Severe hypertriglyceridemia (sHTG) is a condition that plasma triglyceride level greater than 500 mg/dL. Elevated triglyceride levels can increase risk of atherosclerotic cardiovascular disease (ASCVD), nonalcoholic fatty liver, and acute pancreatitis. Apolipoprotein C3 (APOC3) is a glycoprotein produced primarily in the liver and intestine, and it plays a key role in inhibiting lipoprotein lipase (LPL), thereby reducing the metabolism of triglyceride-rich lipoproteins (TRLs) by adipocytes and slowing hepatic TRL uptake, contributing to both hypertriglyceridemia and chylomicronemia. Plozasiran is a double-stranded small interfering RNA (siRNA) that is administered subcutaneously and designed to selectively degrade the messenger RNA coding for APOC3. As shown in the phase 1 study data, plozasiran provides significant and durable APOC3 reductions.

SHASTA-2 randomized clinical trial was conducted to evaluate the efficacy and safety of repeated administration of plozasiran in patients with sHTG.

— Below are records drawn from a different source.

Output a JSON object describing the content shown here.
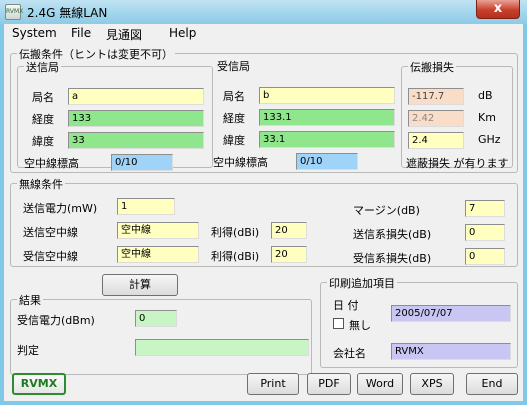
{
  "window": {
    "title": "2.4G 無線LAN",
    "icon_text": "RVMX",
    "close_symbol": "x"
  },
  "menu": [
    "System",
    "File",
    "見通図",
    "Help"
  ],
  "propagation": {
    "legend": "伝搬条件（ヒントは変更不可）",
    "tx": {
      "legend": "送信局",
      "name_label": "局名",
      "name": "a",
      "lon_label": "経度",
      "lon": "133",
      "lat_label": "緯度",
      "lat": "33",
      "height_label": "空中線標高",
      "height": "0/10"
    },
    "rx": {
      "legend": "受信局",
      "name_label": "局名",
      "name": "b",
      "lon_label": "経度",
      "lon": "133.1",
      "lat_label": "緯度",
      "lat": "33.1",
      "height_label": "空中線標高",
      "height": "0/10"
    },
    "loss": {
      "legend": "伝搬損失",
      "db": "-117.7",
      "db_unit": "dB",
      "km": "2.42",
      "km_unit": "Km",
      "ghz": "2.4",
      "ghz_unit": "GHz",
      "note": "遮蔽損失 が有ります"
    }
  },
  "radio": {
    "legend": "無線条件",
    "tx_power_label": "送信電力(mW)",
    "tx_power": "1",
    "tx_antenna_label": "送信空中線",
    "tx_antenna": "空中線",
    "rx_antenna_label": "受信空中線",
    "rx_antenna": "空中線",
    "gain_label": "利得(dBi)",
    "tx_gain": "20",
    "rx_gain": "20",
    "margin_label": "マージン(dB)",
    "margin": "7",
    "tx_loss_label": "送信系損失(dB)",
    "tx_loss": "0",
    "rx_loss_label": "受信系損失(dB)",
    "rx_loss": "0"
  },
  "calc_button": "計算",
  "result": {
    "legend": "結果",
    "rx_power_label": "受信電力(dBm)",
    "rx_power": "0",
    "judge_label": "判定",
    "judge": ""
  },
  "print_extra": {
    "legend": "印刷追加項目",
    "date_label": "日 付",
    "none_label": "無し",
    "date": "2005/07/07",
    "company_label": "会社名",
    "company": "RVMX"
  },
  "buttons": {
    "logo": "RVMX",
    "print": "Print",
    "pdf": "PDF",
    "word": "Word",
    "xps": "XPS",
    "end": "End"
  }
}
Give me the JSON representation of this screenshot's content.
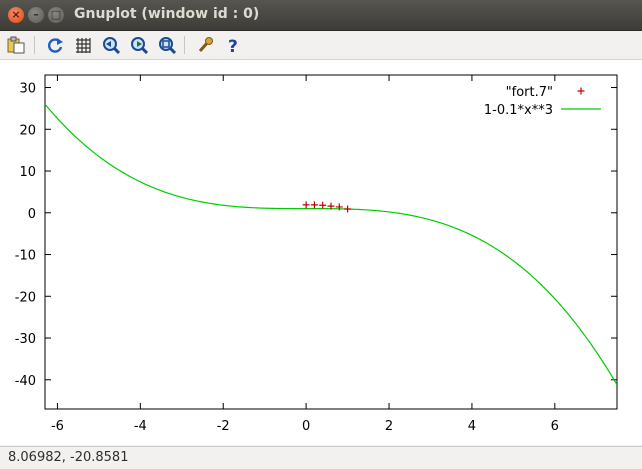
{
  "window": {
    "title": "Gnuplot (window id : 0)",
    "close_glyph": "×",
    "min_glyph": "–",
    "max_glyph": "□"
  },
  "toolbar": {
    "items": [
      {
        "name": "copy-to-clipboard",
        "icon": "clipboard-icon"
      },
      {
        "name": "replot",
        "icon": "refresh-icon"
      },
      {
        "name": "toggle-grid",
        "icon": "grid-icon"
      },
      {
        "name": "previous-zoom",
        "icon": "zoom-back-icon"
      },
      {
        "name": "next-zoom",
        "icon": "zoom-forward-icon"
      },
      {
        "name": "autoscale",
        "icon": "zoom-fit-icon"
      },
      {
        "name": "preferences",
        "icon": "wrench-icon"
      },
      {
        "name": "help",
        "icon": "question-icon"
      }
    ]
  },
  "status": {
    "coords": "8.06982, -20.8581"
  },
  "chart_data": {
    "type": "line",
    "xlim": [
      -6.3,
      7.5
    ],
    "ylim": [
      -47,
      33
    ],
    "xticks": [
      -6,
      -4,
      -2,
      0,
      2,
      4,
      6
    ],
    "yticks": [
      30,
      20,
      10,
      0,
      -10,
      -20,
      -30,
      -40
    ],
    "xtick_labels": [
      "-6",
      "-4",
      "-2",
      "0",
      "2",
      "4",
      "6"
    ],
    "ytick_labels": [
      "30",
      "20",
      "10",
      "0",
      "-10",
      "-20",
      "-30",
      "-40"
    ],
    "grid": false,
    "legend_position": "top-right",
    "series": [
      {
        "name": "\"fort.7\"",
        "style": "points",
        "marker": "+",
        "color": "#c00000",
        "x": [
          0.0,
          0.2,
          0.4,
          0.6,
          0.8,
          1.0
        ],
        "y": [
          1.9,
          1.9,
          1.8,
          1.6,
          1.4,
          0.9
        ]
      },
      {
        "name": "1-0.1*x**3",
        "style": "line",
        "color": "#00cc00",
        "expression": "1-0.1*x**3"
      }
    ]
  }
}
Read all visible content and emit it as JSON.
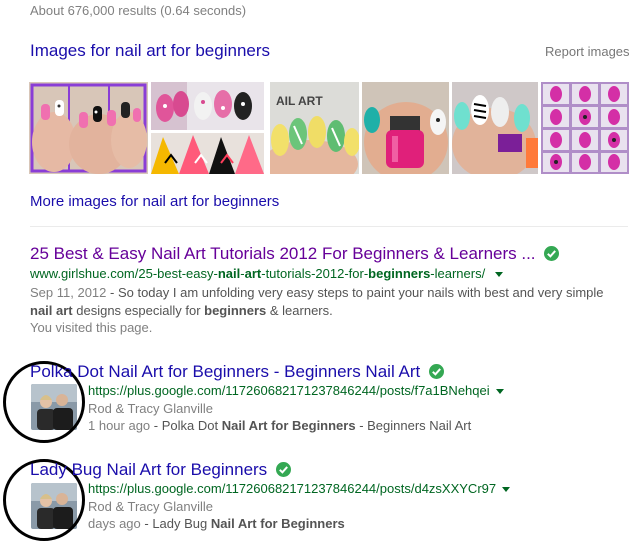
{
  "results_stats": "About 676,000 results (0.64 seconds)",
  "images": {
    "title": "Images for nail art for beginners",
    "report": "Report images",
    "more": "More images for nail art for beginners",
    "thumb_text": "AIL ART"
  },
  "results": [
    {
      "title": "25 Best & Easy Nail Art Tutorials 2012 For Beginners & Learners ...",
      "url_pre": "www.girlshue.com/25-best-easy-",
      "url_b1": "nail",
      "url_m1": "-",
      "url_b2": "art",
      "url_m2": "-tutorials-2012-for-",
      "url_b3": "beginners",
      "url_post": "-learners/",
      "date": "Sep 11, 2012",
      "snip_1": " - So today I am unfolding very easy steps to paint your nails with best and very simple",
      "snip_b1": "nail art",
      "snip_2": " designs especially for ",
      "snip_b2": "beginners",
      "snip_3": " & learners.",
      "visited": "You visited this page."
    },
    {
      "title": "Polka Dot Nail Art for Beginners - Beginners Nail Art",
      "url": "https://plus.google.com/117260682171237846244/posts/f7a1BNehqei",
      "author": "Rod & Tracy Glanville",
      "time": "1 hour ago",
      "snip_pre": " - Polka Dot ",
      "snip_b": "Nail Art for Beginners",
      "snip_post": " - Beginners Nail Art"
    },
    {
      "title": "Lady Bug Nail Art for Beginners",
      "url": "https://plus.google.com/117260682171237846244/posts/d4zsXXYCr97",
      "author": "Rod & Tracy Glanville",
      "time": "days ago",
      "snip_pre": " - Lady Bug ",
      "snip_b": "Nail Art for Beginners",
      "snip_post": ""
    }
  ],
  "colors": {
    "link": "#1a0dab",
    "visited": "#660099",
    "url_green": "#006621",
    "check_green": "#34a853"
  }
}
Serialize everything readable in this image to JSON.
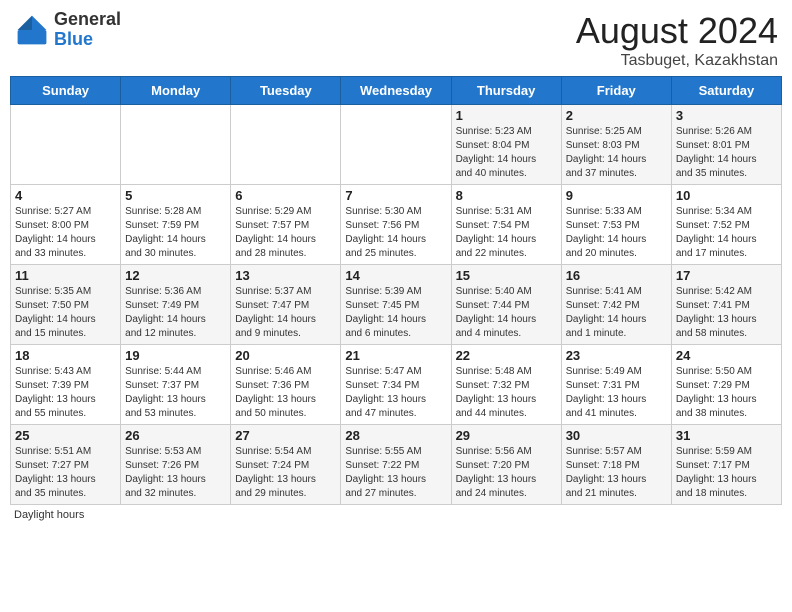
{
  "header": {
    "logo_general": "General",
    "logo_blue": "Blue",
    "title": "August 2024",
    "location": "Tasbuget, Kazakhstan"
  },
  "calendar": {
    "days_of_week": [
      "Sunday",
      "Monday",
      "Tuesday",
      "Wednesday",
      "Thursday",
      "Friday",
      "Saturday"
    ],
    "weeks": [
      [
        {
          "day": "",
          "info": ""
        },
        {
          "day": "",
          "info": ""
        },
        {
          "day": "",
          "info": ""
        },
        {
          "day": "",
          "info": ""
        },
        {
          "day": "1",
          "info": "Sunrise: 5:23 AM\nSunset: 8:04 PM\nDaylight: 14 hours\nand 40 minutes."
        },
        {
          "day": "2",
          "info": "Sunrise: 5:25 AM\nSunset: 8:03 PM\nDaylight: 14 hours\nand 37 minutes."
        },
        {
          "day": "3",
          "info": "Sunrise: 5:26 AM\nSunset: 8:01 PM\nDaylight: 14 hours\nand 35 minutes."
        }
      ],
      [
        {
          "day": "4",
          "info": "Sunrise: 5:27 AM\nSunset: 8:00 PM\nDaylight: 14 hours\nand 33 minutes."
        },
        {
          "day": "5",
          "info": "Sunrise: 5:28 AM\nSunset: 7:59 PM\nDaylight: 14 hours\nand 30 minutes."
        },
        {
          "day": "6",
          "info": "Sunrise: 5:29 AM\nSunset: 7:57 PM\nDaylight: 14 hours\nand 28 minutes."
        },
        {
          "day": "7",
          "info": "Sunrise: 5:30 AM\nSunset: 7:56 PM\nDaylight: 14 hours\nand 25 minutes."
        },
        {
          "day": "8",
          "info": "Sunrise: 5:31 AM\nSunset: 7:54 PM\nDaylight: 14 hours\nand 22 minutes."
        },
        {
          "day": "9",
          "info": "Sunrise: 5:33 AM\nSunset: 7:53 PM\nDaylight: 14 hours\nand 20 minutes."
        },
        {
          "day": "10",
          "info": "Sunrise: 5:34 AM\nSunset: 7:52 PM\nDaylight: 14 hours\nand 17 minutes."
        }
      ],
      [
        {
          "day": "11",
          "info": "Sunrise: 5:35 AM\nSunset: 7:50 PM\nDaylight: 14 hours\nand 15 minutes."
        },
        {
          "day": "12",
          "info": "Sunrise: 5:36 AM\nSunset: 7:49 PM\nDaylight: 14 hours\nand 12 minutes."
        },
        {
          "day": "13",
          "info": "Sunrise: 5:37 AM\nSunset: 7:47 PM\nDaylight: 14 hours\nand 9 minutes."
        },
        {
          "day": "14",
          "info": "Sunrise: 5:39 AM\nSunset: 7:45 PM\nDaylight: 14 hours\nand 6 minutes."
        },
        {
          "day": "15",
          "info": "Sunrise: 5:40 AM\nSunset: 7:44 PM\nDaylight: 14 hours\nand 4 minutes."
        },
        {
          "day": "16",
          "info": "Sunrise: 5:41 AM\nSunset: 7:42 PM\nDaylight: 14 hours\nand 1 minute."
        },
        {
          "day": "17",
          "info": "Sunrise: 5:42 AM\nSunset: 7:41 PM\nDaylight: 13 hours\nand 58 minutes."
        }
      ],
      [
        {
          "day": "18",
          "info": "Sunrise: 5:43 AM\nSunset: 7:39 PM\nDaylight: 13 hours\nand 55 minutes."
        },
        {
          "day": "19",
          "info": "Sunrise: 5:44 AM\nSunset: 7:37 PM\nDaylight: 13 hours\nand 53 minutes."
        },
        {
          "day": "20",
          "info": "Sunrise: 5:46 AM\nSunset: 7:36 PM\nDaylight: 13 hours\nand 50 minutes."
        },
        {
          "day": "21",
          "info": "Sunrise: 5:47 AM\nSunset: 7:34 PM\nDaylight: 13 hours\nand 47 minutes."
        },
        {
          "day": "22",
          "info": "Sunrise: 5:48 AM\nSunset: 7:32 PM\nDaylight: 13 hours\nand 44 minutes."
        },
        {
          "day": "23",
          "info": "Sunrise: 5:49 AM\nSunset: 7:31 PM\nDaylight: 13 hours\nand 41 minutes."
        },
        {
          "day": "24",
          "info": "Sunrise: 5:50 AM\nSunset: 7:29 PM\nDaylight: 13 hours\nand 38 minutes."
        }
      ],
      [
        {
          "day": "25",
          "info": "Sunrise: 5:51 AM\nSunset: 7:27 PM\nDaylight: 13 hours\nand 35 minutes."
        },
        {
          "day": "26",
          "info": "Sunrise: 5:53 AM\nSunset: 7:26 PM\nDaylight: 13 hours\nand 32 minutes."
        },
        {
          "day": "27",
          "info": "Sunrise: 5:54 AM\nSunset: 7:24 PM\nDaylight: 13 hours\nand 29 minutes."
        },
        {
          "day": "28",
          "info": "Sunrise: 5:55 AM\nSunset: 7:22 PM\nDaylight: 13 hours\nand 27 minutes."
        },
        {
          "day": "29",
          "info": "Sunrise: 5:56 AM\nSunset: 7:20 PM\nDaylight: 13 hours\nand 24 minutes."
        },
        {
          "day": "30",
          "info": "Sunrise: 5:57 AM\nSunset: 7:18 PM\nDaylight: 13 hours\nand 21 minutes."
        },
        {
          "day": "31",
          "info": "Sunrise: 5:59 AM\nSunset: 7:17 PM\nDaylight: 13 hours\nand 18 minutes."
        }
      ]
    ]
  },
  "footer": {
    "label": "Daylight hours"
  }
}
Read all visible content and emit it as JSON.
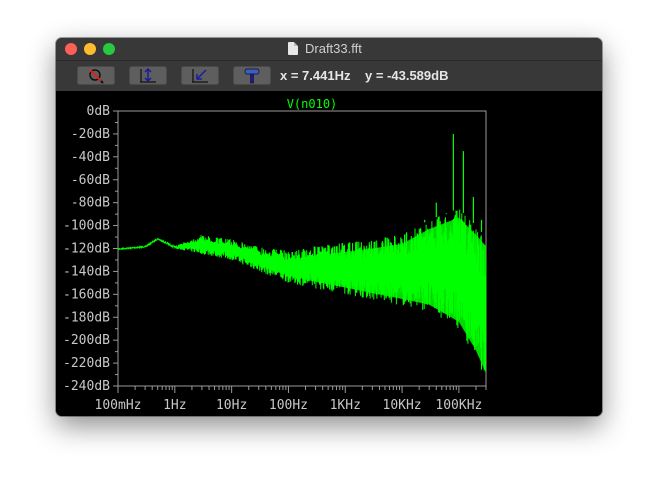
{
  "window": {
    "title": "Draft33.fft"
  },
  "toolbar": {
    "buttons": [
      {
        "name": "zoom-area"
      },
      {
        "name": "autorange-y"
      },
      {
        "name": "zoom-back"
      },
      {
        "name": "pan"
      }
    ],
    "x_readout": "x = 7.441Hz",
    "y_readout": "y = -43.589dB"
  },
  "colors": {
    "trace": "#00ff00",
    "axes": "#9a9a9a",
    "background": "#000000"
  },
  "chart_data": {
    "type": "line",
    "title": "V(n010)",
    "x_scale": "log",
    "xlim": [
      0.1,
      300000
    ],
    "ylim": [
      -240,
      0
    ],
    "grid": false,
    "y_ticks": [
      "0dB",
      "-20dB",
      "-40dB",
      "-60dB",
      "-80dB",
      "-100dB",
      "-120dB",
      "-140dB",
      "-160dB",
      "-180dB",
      "-200dB",
      "-220dB",
      "-240dB"
    ],
    "y_tick_values": [
      0,
      -20,
      -40,
      -60,
      -80,
      -100,
      -120,
      -140,
      -160,
      -180,
      -200,
      -220,
      -240
    ],
    "x_ticks": [
      "100mHz",
      "1Hz",
      "10Hz",
      "100Hz",
      "1KHz",
      "10KHz",
      "100KHz"
    ],
    "x_tick_values": [
      0.1,
      1,
      10,
      100,
      1000,
      10000,
      100000
    ],
    "series": [
      {
        "name": "V(n010)",
        "envelope": {
          "freq": [
            0.1,
            0.3,
            0.5,
            1,
            3,
            10,
            30,
            100,
            300,
            1000,
            3000,
            10000,
            30000,
            100000,
            200000,
            300000
          ],
          "upper": [
            -120,
            -118,
            -111,
            -118,
            -108,
            -112,
            -118,
            -122,
            -118,
            -115,
            -112,
            -108,
            -95,
            -85,
            -100,
            -110
          ],
          "lower": [
            -121,
            -119,
            -112,
            -120,
            -125,
            -130,
            -140,
            -150,
            -155,
            -160,
            -165,
            -170,
            -175,
            -190,
            -215,
            -235
          ]
        },
        "spikes": [
          {
            "freq": 12000,
            "db": -110
          },
          {
            "freq": 25000,
            "db": -95
          },
          {
            "freq": 40000,
            "db": -80
          },
          {
            "freq": 60000,
            "db": -90
          },
          {
            "freq": 80000,
            "db": -20
          },
          {
            "freq": 120000,
            "db": -35
          },
          {
            "freq": 180000,
            "db": -75
          },
          {
            "freq": 250000,
            "db": -95
          }
        ]
      }
    ]
  }
}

The SHASTA-2 study is a placebo-controlled, double-blinded, randomized clinical trial. Patients with fasting triglyceride levels of 500-4000 mg/dl under lipid-lowering treatment were enrolled in this study. Plozasiran (10, 25, 50 mg) or placebo was given to participants subcutaneously at weeks 0 and 12 with patients followed up to week 48. The primary end-point evaluated the difference in means between each dose group and pooled placebo groups of percentage triglyceride change from baseline at week 24; secondary end-points included changes in other lipoproteins (APOC3, total apolipoprotein B [ApoB], non–high-density lipoprotein cholesterol [HDL-C], low-density lipoprotein cholesterol [LDLC], HDL C, and remnant cholesterol.

Of 229 patients, 226 were included in the primary analyses. The mean age of the patients was 55 years. Of the included patients, 78% were males. Plozasiran induced significant dose-dependent placebo-adjusted reductions in triglyceride levels and APOC3 at week 24 with the highest dose. Among plozasiran-treated patients, approximately 90.6% achieved a triglyceride level of less than 500 mg/dL. Plozasiran was associated with dose-dependent increases in LDL levels. However, apolipoprotein B levels did not increase, and non-HDL-C levels decreased significantly at all doses. There were also significant durable reductions in remnant cholesterol and ApoB48 as well as increases in HDL-C level through week 48. Adverse event rates were similar in plozasiran-treated patients vs. placebo.

This study shows that Plozasiran significantly reduces serum triglyceride levels and improves triglyceride-related lipoproteins in patients with sHTG. Although an increase in LDL-C levels was observed, decreases in apoB48 and non-HDL-C levels were observed. Long-term follow-up studies are needed to investigate the effect of the improvement in plasma lipid levels achieved with the use of plozasiran on clinical outcomes.

An important finding is that triglyceride levels decrease below 500 mg/dl in 90.6% of patients after using Plozasiran. As it is known, this level significantly reduces the risk of acute pancreatitis. Its effect on hypertriglyceridemia-related complications such as ASCVD needs to be assessed in long-term clinical follow-up.